Archivo de marzo, 2011

Rectificar

30 marzo 2011

He decidido rectificar y eliminar el post publicado hace un par de horas, en el que me hacía eco del robo de una guitarra en un concierto de Badalona.

El único objetivo de la entrada era poner mi grano de arena para la recuperación del instrumento. Eso ya ha sucedido, por lo que mantenerlo publicado carece de sentido. No quiero contribuir al linchamiento público de una persona que ha cometido un error. Un error grave que, bajo mi punto de vista, merece el calificativo de “tonto del culo” empleado en el post anterior. Porque ir a ver un concieto y robar una guitarra es, además de un contrasentido, una actitud que merece todo mi desprecio. Pero poner en su lugar al susodicho es algo que ya no me corresponde.

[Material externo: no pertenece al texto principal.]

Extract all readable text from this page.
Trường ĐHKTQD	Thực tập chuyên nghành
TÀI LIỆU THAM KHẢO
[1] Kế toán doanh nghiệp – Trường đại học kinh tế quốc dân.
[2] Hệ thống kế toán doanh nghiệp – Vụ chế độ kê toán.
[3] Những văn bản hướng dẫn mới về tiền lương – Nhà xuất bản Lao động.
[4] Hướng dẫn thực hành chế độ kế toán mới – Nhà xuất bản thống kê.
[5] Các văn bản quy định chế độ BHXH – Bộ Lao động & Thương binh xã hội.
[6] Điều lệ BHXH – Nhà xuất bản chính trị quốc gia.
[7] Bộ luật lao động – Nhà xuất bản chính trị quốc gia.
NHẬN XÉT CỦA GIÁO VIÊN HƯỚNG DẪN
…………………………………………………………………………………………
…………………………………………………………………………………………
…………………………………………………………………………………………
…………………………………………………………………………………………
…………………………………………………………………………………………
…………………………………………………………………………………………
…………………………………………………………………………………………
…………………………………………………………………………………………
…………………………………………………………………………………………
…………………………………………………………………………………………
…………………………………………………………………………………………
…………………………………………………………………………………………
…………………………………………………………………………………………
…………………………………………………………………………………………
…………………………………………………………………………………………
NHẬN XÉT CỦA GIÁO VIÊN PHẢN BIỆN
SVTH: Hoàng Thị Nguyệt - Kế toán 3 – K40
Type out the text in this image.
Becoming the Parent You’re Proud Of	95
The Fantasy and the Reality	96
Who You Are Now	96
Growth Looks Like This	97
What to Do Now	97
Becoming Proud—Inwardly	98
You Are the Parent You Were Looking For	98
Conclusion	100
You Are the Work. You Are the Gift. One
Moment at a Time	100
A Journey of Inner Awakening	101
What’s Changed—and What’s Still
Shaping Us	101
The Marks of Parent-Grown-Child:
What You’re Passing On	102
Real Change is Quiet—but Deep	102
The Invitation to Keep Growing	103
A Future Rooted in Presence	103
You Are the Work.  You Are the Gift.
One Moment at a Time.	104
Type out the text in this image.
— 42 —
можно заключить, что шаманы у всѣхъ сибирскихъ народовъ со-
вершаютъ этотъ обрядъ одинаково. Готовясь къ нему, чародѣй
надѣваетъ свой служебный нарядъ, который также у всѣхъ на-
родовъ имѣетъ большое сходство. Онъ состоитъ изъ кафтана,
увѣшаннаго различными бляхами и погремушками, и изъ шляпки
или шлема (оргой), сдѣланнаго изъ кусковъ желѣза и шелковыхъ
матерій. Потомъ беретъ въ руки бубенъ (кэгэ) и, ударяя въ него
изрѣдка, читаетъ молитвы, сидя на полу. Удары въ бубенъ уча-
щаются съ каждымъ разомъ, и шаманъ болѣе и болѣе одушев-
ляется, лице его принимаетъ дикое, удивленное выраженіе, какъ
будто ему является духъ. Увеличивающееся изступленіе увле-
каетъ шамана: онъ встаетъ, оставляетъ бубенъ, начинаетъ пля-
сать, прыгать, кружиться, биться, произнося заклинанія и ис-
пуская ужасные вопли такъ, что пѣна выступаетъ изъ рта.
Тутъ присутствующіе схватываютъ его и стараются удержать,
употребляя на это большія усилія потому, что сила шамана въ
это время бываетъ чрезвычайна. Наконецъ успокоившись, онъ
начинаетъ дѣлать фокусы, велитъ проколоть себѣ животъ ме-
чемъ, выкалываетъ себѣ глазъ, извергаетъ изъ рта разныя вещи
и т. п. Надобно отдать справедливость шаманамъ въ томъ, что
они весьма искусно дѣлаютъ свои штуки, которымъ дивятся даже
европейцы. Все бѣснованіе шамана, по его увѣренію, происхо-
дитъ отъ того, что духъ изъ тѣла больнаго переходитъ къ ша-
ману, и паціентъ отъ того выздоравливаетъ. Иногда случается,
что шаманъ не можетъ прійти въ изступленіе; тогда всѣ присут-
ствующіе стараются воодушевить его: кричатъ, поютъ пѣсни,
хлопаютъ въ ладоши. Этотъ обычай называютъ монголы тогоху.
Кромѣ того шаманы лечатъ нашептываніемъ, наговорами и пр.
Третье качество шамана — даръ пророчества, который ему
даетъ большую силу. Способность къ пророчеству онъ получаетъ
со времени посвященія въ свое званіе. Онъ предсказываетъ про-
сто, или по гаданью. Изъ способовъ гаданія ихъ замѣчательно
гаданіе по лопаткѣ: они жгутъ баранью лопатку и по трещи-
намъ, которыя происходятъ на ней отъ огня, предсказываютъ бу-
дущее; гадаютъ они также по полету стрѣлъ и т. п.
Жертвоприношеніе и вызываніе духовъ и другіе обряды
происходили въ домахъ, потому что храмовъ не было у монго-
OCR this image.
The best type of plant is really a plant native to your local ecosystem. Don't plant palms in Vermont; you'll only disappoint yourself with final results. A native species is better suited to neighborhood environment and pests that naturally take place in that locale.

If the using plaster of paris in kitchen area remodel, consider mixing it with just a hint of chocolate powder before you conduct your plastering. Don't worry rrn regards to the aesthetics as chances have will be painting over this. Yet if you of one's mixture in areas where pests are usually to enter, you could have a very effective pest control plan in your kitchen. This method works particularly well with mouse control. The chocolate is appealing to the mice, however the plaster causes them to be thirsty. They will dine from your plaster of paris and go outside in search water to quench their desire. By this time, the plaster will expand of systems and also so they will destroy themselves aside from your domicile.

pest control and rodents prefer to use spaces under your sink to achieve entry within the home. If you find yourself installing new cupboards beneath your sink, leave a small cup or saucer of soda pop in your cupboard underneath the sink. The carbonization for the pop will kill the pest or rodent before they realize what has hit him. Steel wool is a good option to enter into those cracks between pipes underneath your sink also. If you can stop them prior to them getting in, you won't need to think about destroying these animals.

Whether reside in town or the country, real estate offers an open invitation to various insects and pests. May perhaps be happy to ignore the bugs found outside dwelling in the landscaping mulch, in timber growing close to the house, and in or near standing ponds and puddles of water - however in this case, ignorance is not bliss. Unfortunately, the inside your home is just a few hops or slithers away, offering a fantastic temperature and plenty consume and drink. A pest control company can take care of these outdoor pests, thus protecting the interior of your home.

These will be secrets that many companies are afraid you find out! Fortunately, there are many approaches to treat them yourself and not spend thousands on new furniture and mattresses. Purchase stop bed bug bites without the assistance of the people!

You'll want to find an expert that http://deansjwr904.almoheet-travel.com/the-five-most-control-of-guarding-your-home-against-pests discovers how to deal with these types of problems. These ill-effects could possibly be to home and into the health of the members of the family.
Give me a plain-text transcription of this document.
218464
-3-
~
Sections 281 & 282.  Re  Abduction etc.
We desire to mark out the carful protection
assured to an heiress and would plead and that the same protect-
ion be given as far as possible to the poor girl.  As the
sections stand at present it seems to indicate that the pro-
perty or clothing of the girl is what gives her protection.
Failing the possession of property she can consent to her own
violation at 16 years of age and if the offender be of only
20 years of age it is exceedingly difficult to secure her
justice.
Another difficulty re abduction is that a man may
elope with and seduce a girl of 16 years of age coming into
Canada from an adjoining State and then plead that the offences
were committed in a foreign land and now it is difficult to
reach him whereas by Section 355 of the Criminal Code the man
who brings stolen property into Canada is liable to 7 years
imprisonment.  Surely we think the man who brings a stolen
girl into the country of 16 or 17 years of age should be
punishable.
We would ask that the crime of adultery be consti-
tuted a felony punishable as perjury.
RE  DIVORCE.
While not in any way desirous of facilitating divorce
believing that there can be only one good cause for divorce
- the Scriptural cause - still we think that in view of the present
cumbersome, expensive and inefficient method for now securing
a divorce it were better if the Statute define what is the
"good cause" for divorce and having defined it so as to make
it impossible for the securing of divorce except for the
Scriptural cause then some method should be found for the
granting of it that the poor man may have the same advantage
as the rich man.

Igualmente, aprovecho para volver a dejar clara mi defensa de la libertad de expresión frente a los que se rasgan las vestiduras cuando leen una palabra malsonante. Esto es un blog, señores. Un espacio que refleja única y exclusivamente la opinión del autor y en el que hay sitio para todo. También para llamar a las cosas por su nombre.

El porqué de coleccionar discos

23 marzo 2011

En uno de sus cómics de la muy recomendable colección American Splendor, Harvey Pekar retrataba la obsesión de un joven de los años 70 por el coleccionismo de discos de jazz. El protagonista alcanzaba cotas auténticamente enfermizas en su afán por poseer todas las grandes joyas del género, hasta el punto de arruinarse y tener que replantearse su vida.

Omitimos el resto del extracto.